## Using Clustering for Preprocessing
- Clustering can be an efficient approach to dimensionality reduction, in particular as a
preprocessing step before a supervised learning algorithm.
- let’s tackle the digits dataset, which is a simple
MNIST-like dataset containing 1,797 grayscale 8 × 8 images representing the digits
0 to 9.
- `The dataset is 64 dimensional data, we reduce its dimensionality and test its score`

## Importing the packages

In [None]:
import numpy as np
from sklearn import datasets
from sklearn import model_selection
from sklearn import linear_model

## Loading the dataset:

In [35]:
X_digits, y_digits = datasets.load_digits(return_X_y=True)
print(f"{X_digits.shape} {y_digits.shape}")

(1797, 64) (1797,)


## Train and Test Split

In [40]:
X_train, X_test, y_train, y_test = model_selection.train_test_split(X_digits, y_digits,
                                                                    random_state=0,
                                                                    test_size=0.25,
                                                                    shuffle=True,
                                                                    stratify=y_digits)

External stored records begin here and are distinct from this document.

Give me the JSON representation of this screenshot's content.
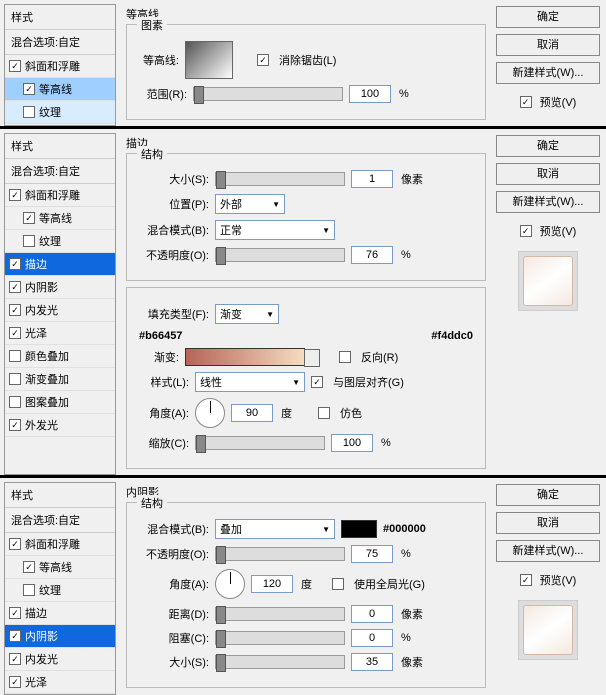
{
  "common": {
    "sidebar_title": "样式",
    "blend_opt": "混合选项:自定",
    "ok": "确定",
    "cancel": "取消",
    "new_style": "新建样式(W)...",
    "preview": "预览(V)",
    "items": {
      "bevel": "斜面和浮雕",
      "contour": "等高线",
      "texture": "纹理",
      "stroke": "描边",
      "inner_shadow": "内阴影",
      "inner_glow": "内发光",
      "satin": "光泽",
      "color_overlay": "颜色叠加",
      "grad_overlay": "渐变叠加",
      "pattern_overlay": "图案叠加",
      "outer_glow": "外发光"
    }
  },
  "p1": {
    "title": "等高线",
    "group": "图素",
    "contour_label": "等高线:",
    "antialias": "消除锯齿(L)",
    "range_label": "范围(R):",
    "range_val": "100",
    "pct": "%"
  },
  "p2": {
    "title": "描边",
    "group1": "结构",
    "size_label": "大小(S):",
    "size_val": "1",
    "px": "像素",
    "pos_label": "位置(P):",
    "pos_val": "外部",
    "blend_label": "混合模式(B):",
    "blend_val": "正常",
    "opacity_label": "不透明度(O):",
    "opacity_val": "76",
    "pct": "%",
    "fill_label": "填充类型(F):",
    "fill_val": "渐变",
    "hex1": "#b66457",
    "hex2": "#f4ddc0",
    "grad_label": "渐变:",
    "reverse": "反向(R)",
    "style_label": "样式(L):",
    "style_val": "线性",
    "align": "与图层对齐(G)",
    "angle_label": "角度(A):",
    "angle_val": "90",
    "deg": "度",
    "dither": "仿色",
    "scale_label": "缩放(C):",
    "scale_val": "100"
  },
  "p3": {
    "title": "内阴影",
    "group": "结构",
    "blend_label": "混合模式(B):",
    "blend_val": "叠加",
    "hex": "#000000",
    "opacity_label": "不透明度(O):",
    "opacity_val": "75",
    "pct": "%",
    "angle_label": "角度(A):",
    "angle_val": "120",
    "deg": "度",
    "global": "使用全局光(G)",
    "dist_label": "距离(D):",
    "dist_val": "0",
    "px": "像素",
    "choke_label": "阻塞(C):",
    "choke_val": "0",
    "size_label": "大小(S):",
    "size_val": "35"
  }
}
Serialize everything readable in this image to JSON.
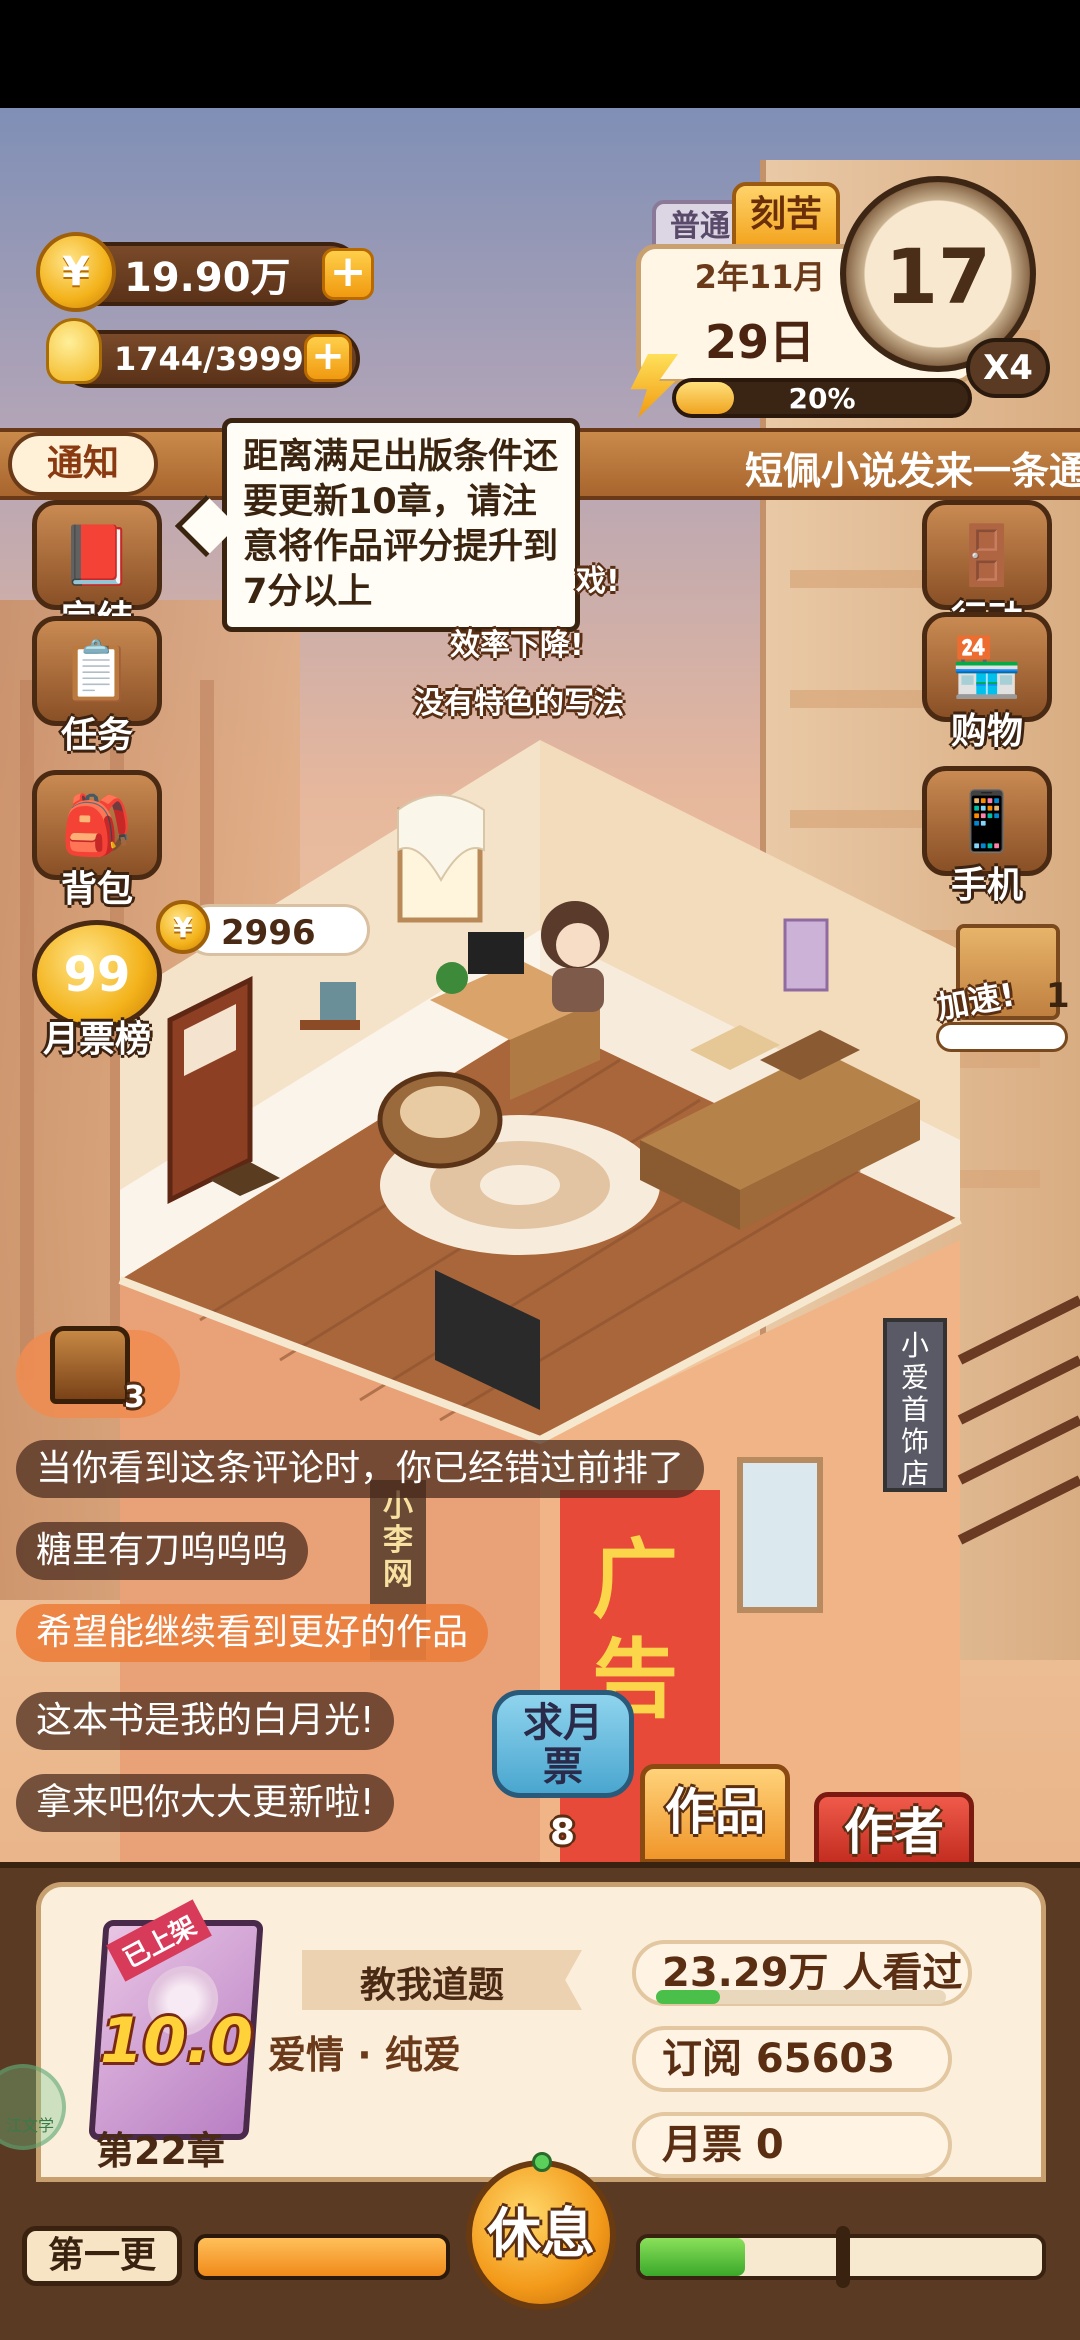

print(f"TRAINING INFO: {X_train.shape} {y_train.shape}")
print(f"TEST INFO: {X_test.shape} {y_test.shape}")

TRAINING INFO: (1347, 64) (1347,)
TEST INFO: (450, 64) (450,)


## Model training and prediction

In [53]:
log_res = linear_model.LogisticRegression(n_jobs=-1, max_iter=100)
log_res.fit(X_train, y_train)

In [69]:
score = log_res.score(X_test, y_test)
print(f"SCORE: {score:.4f}")

SCORE: 0.9578


## Model Improvement
### 1. Dimensionality reduction from 64-dim to 30-dim using KMeans 
- Let's arbitary select n_clusters=30

In [101]:
from sklearn.pipeline import Pipeline
from sklearn.cluster import KMeans 

pipeline = Pipeline([
            ("kmeans", KMeans(n_clusters=30)),
            ("log_reg", linear_model.LogisticRegression(n_jobs=-1, max_iter=200, random_state=0))
          ])

pipeline.fit(X_train, y_train)

In [102]:
score = pipeline.score(X_test, y_test)
print(f"SCORE: {score:.4f}")

SCORE: 0.9667


### 2. find the best n_cluster using GridSerachCV 

In [103]:
from sklearn.model_selection import GridSearchCV

param_grid = dict(kmeans__n_clusters=range(2, 120))
grid_clf = GridSearchCV(pipeline, param_grid, cv=3, verbose=2)
grid_clf.fit(X_train, y_train)

Fitting 3 folds for each of 118 candidates, totalling 354 fits
[CV] END ...............................kmeans__n_clusters=2; total time=   0.2s
[CV] END ...............................kmeans__n_clusters=2; total time=   0.1s
[CV] END ...............................kmeans__n_clusters=2; total time=   0.1s
[CV] END ...............................kmeans__n_clusters=3; total time=   0.2s
[CV] END ...............................kmeans__n_clusters=3; total time=   0.1s
[CV] END ...............................kmeans__n_clusters=3; total time=   0.1s
[CV] END ...............................kmeans__n_clusters=4; total time=   0.2s
[CV] END ...............................kmeans__n_clusters=4; total time=   0.2s
[CV] END ...............................kmeans__n_clusters=4; total time=   0.1s
[CV] END ...............................kmeans__n_clusters=5; total time=   0.2s
[CV] END ...............................kmeans__n_clusters=5; total time=   0.2s
[CV] END ...............................kmeans

In [104]:
print(grid_clf.best_params_)

{'kmeans__n_clusters': 109}


In [105]:
grid_clf.score(X_test,  y_test)

0.9555555555555556